When checking the non-banking companies, NBS uses also the so-called mystery shopping method, keeping a secret identity when inspecting firms.
“We have used this method when supervising not only non-banking creditors, but also banks, insurers and financial agents,” Solčányiová said, as quoted by TASR.
Except for having a licence, the non-banking companies had to adjust to several other changes to the law that have been adopted since 2015. To improve the market stability, and also the protection of clients, the parliament passed stricter rules for verifying the solvency of clients, observing the limits and rules on the maximum due date and ways of repaying consumer loans, as well as rules for providing consumer loans via financial agents.
The Association of Consumer Loans Providers (APSÚ) claims, however, that the changes have resulted in a significant drop in the volume of new loans provided last year.
“This decrease in the volume was caused by non-systemic changes to regulation that were prepared by the MPs without any analysis of their impact on ordinary people and without any discussion with the market,” executive secretary of APSÚ Ivan Kahanec said, as quoted by TASR.
This includes stricter caps on interest rates or a ban on additional services, he added.
Apart from bigger consumer loans, which were mostly used as supplementary financing of mortgages, the number of new loans in some segments was as high as 50 percent, Kahanec continued.

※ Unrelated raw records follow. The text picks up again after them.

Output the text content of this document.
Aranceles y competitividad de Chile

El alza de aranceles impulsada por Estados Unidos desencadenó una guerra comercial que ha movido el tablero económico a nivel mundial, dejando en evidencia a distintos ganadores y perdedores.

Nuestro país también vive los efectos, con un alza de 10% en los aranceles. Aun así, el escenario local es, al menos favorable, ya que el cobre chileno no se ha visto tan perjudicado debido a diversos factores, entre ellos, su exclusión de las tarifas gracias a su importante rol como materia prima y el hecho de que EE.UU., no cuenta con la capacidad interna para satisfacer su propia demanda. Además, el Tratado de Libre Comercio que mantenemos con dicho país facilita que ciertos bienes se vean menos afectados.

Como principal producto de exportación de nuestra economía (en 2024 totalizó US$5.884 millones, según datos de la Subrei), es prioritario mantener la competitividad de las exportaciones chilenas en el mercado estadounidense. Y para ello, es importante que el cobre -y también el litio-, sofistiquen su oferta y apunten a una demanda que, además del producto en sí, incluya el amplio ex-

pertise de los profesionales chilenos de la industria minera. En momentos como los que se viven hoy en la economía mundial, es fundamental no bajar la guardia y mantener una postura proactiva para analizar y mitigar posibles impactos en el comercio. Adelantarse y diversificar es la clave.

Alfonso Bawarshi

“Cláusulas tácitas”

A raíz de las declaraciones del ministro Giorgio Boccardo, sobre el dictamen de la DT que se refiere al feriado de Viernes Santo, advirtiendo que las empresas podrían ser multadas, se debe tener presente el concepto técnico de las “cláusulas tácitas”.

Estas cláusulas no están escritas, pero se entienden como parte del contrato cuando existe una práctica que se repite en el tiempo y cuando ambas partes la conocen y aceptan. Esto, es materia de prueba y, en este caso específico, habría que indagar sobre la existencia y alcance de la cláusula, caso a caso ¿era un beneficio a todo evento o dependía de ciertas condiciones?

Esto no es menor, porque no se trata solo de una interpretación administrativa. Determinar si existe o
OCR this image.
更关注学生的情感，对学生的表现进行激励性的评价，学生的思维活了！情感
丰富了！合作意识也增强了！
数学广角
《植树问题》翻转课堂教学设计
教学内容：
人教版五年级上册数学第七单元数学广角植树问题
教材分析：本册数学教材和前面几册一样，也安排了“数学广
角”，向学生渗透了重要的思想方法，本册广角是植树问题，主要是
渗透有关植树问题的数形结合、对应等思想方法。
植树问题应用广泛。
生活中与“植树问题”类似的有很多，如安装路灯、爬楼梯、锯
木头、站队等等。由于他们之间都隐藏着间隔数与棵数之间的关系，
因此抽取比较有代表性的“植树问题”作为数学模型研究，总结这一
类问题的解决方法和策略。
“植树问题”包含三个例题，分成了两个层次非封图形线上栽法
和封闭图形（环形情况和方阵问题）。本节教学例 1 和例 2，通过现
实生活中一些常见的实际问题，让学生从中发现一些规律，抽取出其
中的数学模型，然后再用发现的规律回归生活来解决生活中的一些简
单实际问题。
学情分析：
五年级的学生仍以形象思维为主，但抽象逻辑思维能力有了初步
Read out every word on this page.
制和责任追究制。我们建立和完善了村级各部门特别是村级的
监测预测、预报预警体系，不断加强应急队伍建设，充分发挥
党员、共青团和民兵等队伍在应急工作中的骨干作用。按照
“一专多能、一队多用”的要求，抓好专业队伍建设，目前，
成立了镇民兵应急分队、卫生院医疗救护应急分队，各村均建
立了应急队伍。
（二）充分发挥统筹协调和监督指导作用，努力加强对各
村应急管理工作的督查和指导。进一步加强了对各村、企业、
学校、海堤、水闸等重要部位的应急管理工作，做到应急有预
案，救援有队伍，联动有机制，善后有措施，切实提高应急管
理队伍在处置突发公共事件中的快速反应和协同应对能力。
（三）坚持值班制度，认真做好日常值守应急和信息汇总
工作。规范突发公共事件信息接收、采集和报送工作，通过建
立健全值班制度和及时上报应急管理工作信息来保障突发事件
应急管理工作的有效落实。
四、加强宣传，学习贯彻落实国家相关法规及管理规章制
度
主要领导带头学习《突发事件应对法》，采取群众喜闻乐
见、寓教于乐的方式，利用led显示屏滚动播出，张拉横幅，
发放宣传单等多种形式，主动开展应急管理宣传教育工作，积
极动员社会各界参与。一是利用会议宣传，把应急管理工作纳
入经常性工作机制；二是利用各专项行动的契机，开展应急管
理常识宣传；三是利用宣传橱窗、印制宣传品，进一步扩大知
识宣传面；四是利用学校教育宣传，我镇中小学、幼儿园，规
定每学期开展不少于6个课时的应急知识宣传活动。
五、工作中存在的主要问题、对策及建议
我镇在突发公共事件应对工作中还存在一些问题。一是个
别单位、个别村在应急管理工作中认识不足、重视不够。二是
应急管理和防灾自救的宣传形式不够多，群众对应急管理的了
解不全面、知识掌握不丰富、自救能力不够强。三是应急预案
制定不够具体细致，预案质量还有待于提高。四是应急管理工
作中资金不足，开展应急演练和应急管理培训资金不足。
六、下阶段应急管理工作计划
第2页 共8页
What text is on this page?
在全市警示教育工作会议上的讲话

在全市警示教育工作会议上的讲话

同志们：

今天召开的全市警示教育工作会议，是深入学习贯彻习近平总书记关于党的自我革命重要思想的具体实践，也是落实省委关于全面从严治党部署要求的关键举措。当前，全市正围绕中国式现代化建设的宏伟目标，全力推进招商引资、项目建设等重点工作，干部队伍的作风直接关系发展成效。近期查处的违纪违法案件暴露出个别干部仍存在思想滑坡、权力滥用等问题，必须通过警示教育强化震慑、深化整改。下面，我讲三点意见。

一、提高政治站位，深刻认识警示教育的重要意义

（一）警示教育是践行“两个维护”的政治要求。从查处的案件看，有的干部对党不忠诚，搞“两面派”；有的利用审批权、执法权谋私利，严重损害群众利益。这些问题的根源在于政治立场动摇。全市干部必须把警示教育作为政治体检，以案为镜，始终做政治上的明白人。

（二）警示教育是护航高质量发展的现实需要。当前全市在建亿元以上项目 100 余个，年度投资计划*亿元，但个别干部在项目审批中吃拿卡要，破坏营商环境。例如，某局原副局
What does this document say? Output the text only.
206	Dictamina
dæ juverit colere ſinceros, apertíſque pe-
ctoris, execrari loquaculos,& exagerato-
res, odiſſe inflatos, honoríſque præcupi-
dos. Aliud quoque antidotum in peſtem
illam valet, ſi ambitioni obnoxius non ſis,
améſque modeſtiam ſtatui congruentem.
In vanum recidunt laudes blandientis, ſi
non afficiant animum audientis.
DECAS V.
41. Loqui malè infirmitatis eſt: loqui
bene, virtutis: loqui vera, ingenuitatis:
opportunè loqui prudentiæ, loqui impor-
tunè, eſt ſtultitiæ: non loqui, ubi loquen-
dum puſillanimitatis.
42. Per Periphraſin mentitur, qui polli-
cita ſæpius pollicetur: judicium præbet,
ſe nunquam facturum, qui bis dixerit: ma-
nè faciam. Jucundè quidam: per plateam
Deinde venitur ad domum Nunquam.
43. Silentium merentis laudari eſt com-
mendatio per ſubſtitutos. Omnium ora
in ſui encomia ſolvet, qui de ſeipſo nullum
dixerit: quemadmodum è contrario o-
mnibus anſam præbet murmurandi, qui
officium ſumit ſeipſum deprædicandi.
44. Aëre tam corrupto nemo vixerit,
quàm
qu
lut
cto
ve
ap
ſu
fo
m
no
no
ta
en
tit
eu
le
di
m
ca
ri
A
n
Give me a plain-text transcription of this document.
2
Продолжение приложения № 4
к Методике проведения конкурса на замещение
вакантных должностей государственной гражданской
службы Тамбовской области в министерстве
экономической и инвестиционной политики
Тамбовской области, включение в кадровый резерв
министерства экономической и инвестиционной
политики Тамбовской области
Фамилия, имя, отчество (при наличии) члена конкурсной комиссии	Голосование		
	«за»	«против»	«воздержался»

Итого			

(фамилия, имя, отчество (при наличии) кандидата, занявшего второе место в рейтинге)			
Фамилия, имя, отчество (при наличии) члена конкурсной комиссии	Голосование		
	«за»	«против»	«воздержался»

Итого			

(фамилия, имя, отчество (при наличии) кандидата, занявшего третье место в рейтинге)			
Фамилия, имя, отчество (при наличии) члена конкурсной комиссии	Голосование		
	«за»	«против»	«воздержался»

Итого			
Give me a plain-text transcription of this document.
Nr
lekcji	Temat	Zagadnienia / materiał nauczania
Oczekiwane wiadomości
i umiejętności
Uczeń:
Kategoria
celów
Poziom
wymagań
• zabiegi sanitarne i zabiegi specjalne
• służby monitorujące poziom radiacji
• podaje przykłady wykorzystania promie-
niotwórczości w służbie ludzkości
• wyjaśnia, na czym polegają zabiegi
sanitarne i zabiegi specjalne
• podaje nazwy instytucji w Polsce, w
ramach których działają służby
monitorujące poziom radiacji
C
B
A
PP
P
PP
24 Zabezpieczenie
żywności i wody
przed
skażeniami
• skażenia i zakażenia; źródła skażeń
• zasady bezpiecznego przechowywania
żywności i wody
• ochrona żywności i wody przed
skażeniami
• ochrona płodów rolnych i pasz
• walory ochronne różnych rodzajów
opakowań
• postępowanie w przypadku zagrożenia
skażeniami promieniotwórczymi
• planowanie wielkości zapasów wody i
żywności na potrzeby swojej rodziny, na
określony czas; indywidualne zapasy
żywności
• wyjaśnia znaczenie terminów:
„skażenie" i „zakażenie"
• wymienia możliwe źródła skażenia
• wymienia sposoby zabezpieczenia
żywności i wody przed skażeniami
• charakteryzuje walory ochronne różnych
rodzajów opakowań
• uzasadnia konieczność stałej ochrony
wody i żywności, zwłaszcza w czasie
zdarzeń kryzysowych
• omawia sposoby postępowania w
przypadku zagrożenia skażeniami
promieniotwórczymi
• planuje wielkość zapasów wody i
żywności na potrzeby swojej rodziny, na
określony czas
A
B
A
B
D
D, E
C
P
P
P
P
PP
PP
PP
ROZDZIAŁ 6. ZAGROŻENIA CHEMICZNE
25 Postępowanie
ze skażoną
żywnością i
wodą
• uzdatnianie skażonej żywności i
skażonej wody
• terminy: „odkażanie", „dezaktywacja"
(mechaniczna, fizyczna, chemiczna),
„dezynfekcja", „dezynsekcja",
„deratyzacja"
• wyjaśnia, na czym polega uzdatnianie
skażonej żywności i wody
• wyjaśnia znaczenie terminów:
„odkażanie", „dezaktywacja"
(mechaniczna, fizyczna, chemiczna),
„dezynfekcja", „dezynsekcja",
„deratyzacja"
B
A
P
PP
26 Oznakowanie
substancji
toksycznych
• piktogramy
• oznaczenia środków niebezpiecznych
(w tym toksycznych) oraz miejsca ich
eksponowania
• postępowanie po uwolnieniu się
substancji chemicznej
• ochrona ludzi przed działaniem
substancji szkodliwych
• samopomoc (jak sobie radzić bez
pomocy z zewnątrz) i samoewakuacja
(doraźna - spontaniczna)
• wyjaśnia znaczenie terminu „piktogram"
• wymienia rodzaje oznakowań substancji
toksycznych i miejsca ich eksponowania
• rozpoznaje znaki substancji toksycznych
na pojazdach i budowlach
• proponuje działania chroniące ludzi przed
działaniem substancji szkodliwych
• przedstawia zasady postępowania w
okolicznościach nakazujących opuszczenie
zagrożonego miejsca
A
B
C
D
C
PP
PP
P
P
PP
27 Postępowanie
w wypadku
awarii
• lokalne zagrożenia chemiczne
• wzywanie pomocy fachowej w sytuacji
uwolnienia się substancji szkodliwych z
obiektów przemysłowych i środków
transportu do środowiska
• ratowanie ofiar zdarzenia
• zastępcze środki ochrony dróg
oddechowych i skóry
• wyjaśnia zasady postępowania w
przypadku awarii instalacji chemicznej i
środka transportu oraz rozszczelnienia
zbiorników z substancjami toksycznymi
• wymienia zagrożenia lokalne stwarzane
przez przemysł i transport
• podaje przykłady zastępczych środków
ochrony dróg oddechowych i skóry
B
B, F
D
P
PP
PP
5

“The whole market, i.e. non-banking creditors and also banks, recorded a drop by dozens of percent in some segments,” Kahanec said, as quoted by TASR, adding that this concerns smaller loans with a shorter due date. “This represents a decrease by €100-120 million in 2016 compared with 2015.”
On the other hand, APSÚ welcomes the introduction of licences, claiming that the regulation was properly discussed with the NBS and the Finance Ministry.
As for the other changes, the association had warned of regulations forcing people to opt for the “black zone of the market”. The number of credit offers without proof of income or information about creditors has increased, according to APSÚ.
“In this case it is often fraudulent, which is proven by the experiences of deceived people,” Kahanec said, as quoted by TASR.